Una difficoltà alla quale bisogna aggiungere quella derivante dalla crisi progettuale e ideale che sembra aver colpito, un po’ in tutta Europa, le due grandi famiglie del popolarismo cristiano-liberale e del socialismo riformista. In Germania sono due realtà organizzative ancora molto solide, ma il trend storico a livello continentale sembra indicare l’inaridirsi progressivo di queste tradizioni, frutto di fratture socio-culturali che rimandano alla seconda metà dell’Ottocento (la divisione Chiesa/mondo laico, la divisione capitale/lavoro) e che probabilmente non riflettono più i contrasti e i conflitti tipici delle società contemporanee.
Un altro potenziale problema è rappresentato proprio dalla lunga permanenza della Merkel alla Cancelleria. Se ci sono elettori che giudicano positivamente, come garanzia di un governo efficiente, questa continuità al comando, ce ne sono altri che sempre più tendono a valutare negativamente il fatto che una stessa persona occupi le leve del comando per un tempo troppo lungo. Le democrazie contemporanee sono ormai pesantemente condizionate da umori collettivi instabili e da una forma di frenesia politica che tende a privilegiare il cambiamento, quale che sia, su qualunque forma di stabilità. C’è un tasso molto alto di volatilità politica degli elettorati, acuito da forme di risentimento sociale, di paura e rabbia che non erano mai state così forti nei Paesi ad alto tasso di sviluppo economico. Il che spiega anche perché i sondaggi non riescano quasi più a misurare gli orientamenti dei cittadini in modo realistico e perché le leadership politiche si esauriscano più in fretta di quanto non accadesse in passato.
Ciò non vuol dire che quello della Merkel sia un tentativo destinato a fallire (come accadde ad esempio a Kohl nel 1998, giunto logorato e senza grande appeal allo scontro con Schröder proprio dalla sua troppo lunga permanenza al potere). Vuol dire che la sua sarà una partita difficile. Dalla sua sembra avere i primi sondaggi, per quel che ormai valgono, ma contro di lei agiscono i dubbi sulla ricandidatura che vengono persino dal suo stesso partito.
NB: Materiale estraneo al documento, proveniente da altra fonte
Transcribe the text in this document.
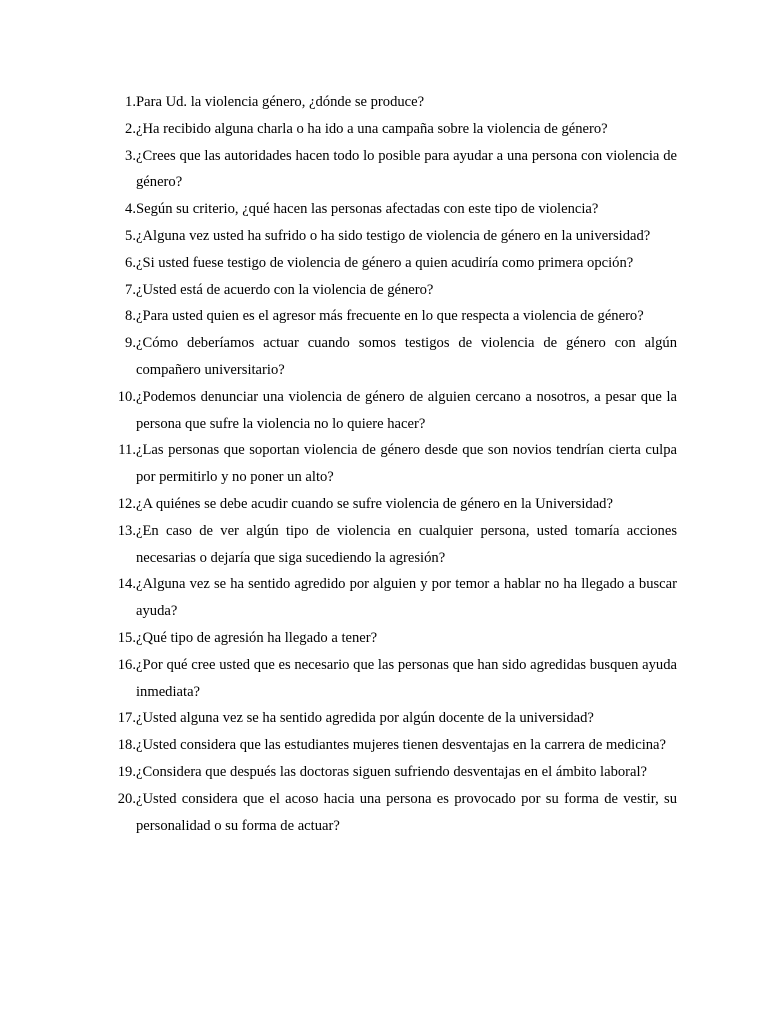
1. Para Ud. la violencia género, ¿dónde se produce?
2. ¿Ha recibido alguna charla o ha ido a una campaña sobre la violencia de género?
3. ¿Crees que las autoridades hacen todo lo posible para ayudar a una persona con violencia de género?
4. Según su criterio, ¿qué hacen las personas afectadas con este tipo de violencia?
5. ¿Alguna vez usted ha sufrido o ha sido testigo de violencia de género en la universidad?
6. ¿Si usted fuese testigo de violencia de género a quien acudiría como primera opción?
7. ¿Usted está de acuerdo con la violencia de género?
8. ¿Para usted quien es el agresor más frecuente en lo que respecta a violencia de género?
9. ¿Cómo deberíamos actuar cuando somos testigos de violencia de género con algún compañero universitario?
10. ¿Podemos denunciar una violencia de género de alguien cercano a nosotros, a pesar que la persona que sufre la violencia no lo quiere hacer?
11. ¿Las personas que soportan violencia de género desde que son novios tendrían cierta culpa por permitirlo y no poner un alto?
12. ¿A quiénes se debe acudir cuando se sufre violencia de género en la Universidad?
13. ¿En caso de ver algún tipo de violencia en cualquier persona, usted tomaría acciones necesarias o dejaría que siga sucediendo la agresión?
14. ¿Alguna vez se ha sentido agredido por alguien y por temor a hablar no ha llegado a buscar ayuda?
15. ¿Qué tipo de agresión ha llegado a tener?
16. ¿Por qué cree usted que es necesario que las personas que han sido agredidas busquen ayuda inmediata?
17. ¿Usted alguna vez se ha sentido agredida por algún docente de la universidad?
18. ¿Usted considera que las estudiantes mujeres tienen desventajas en la carrera de medicina?
19. ¿Considera que después las doctoras siguen sufriendo desventajas en el ámbito laboral?
20. ¿Usted considera que el acoso hacia una persona es provocado por su forma de vestir, su personalidad o su forma de actuar?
Ma soprattutto agisce un clima d’opinione che ormai associa il potere al privilegio personale più che al servizio a beneficio dei cittadini e che troppo facilmente sacrifica la difesa razionale dei propri interessi al gusto di vedere il potente di turno cadere con la faccia nella polvere. La Merkel vuole riproporsi come baluardo alla dilagante demagogia populista, come statista mossa dal senso di responsabilità e come campione di una democrazia liberale, pragmatica, inclusiva e dialogante. Che Dio l’aiuti.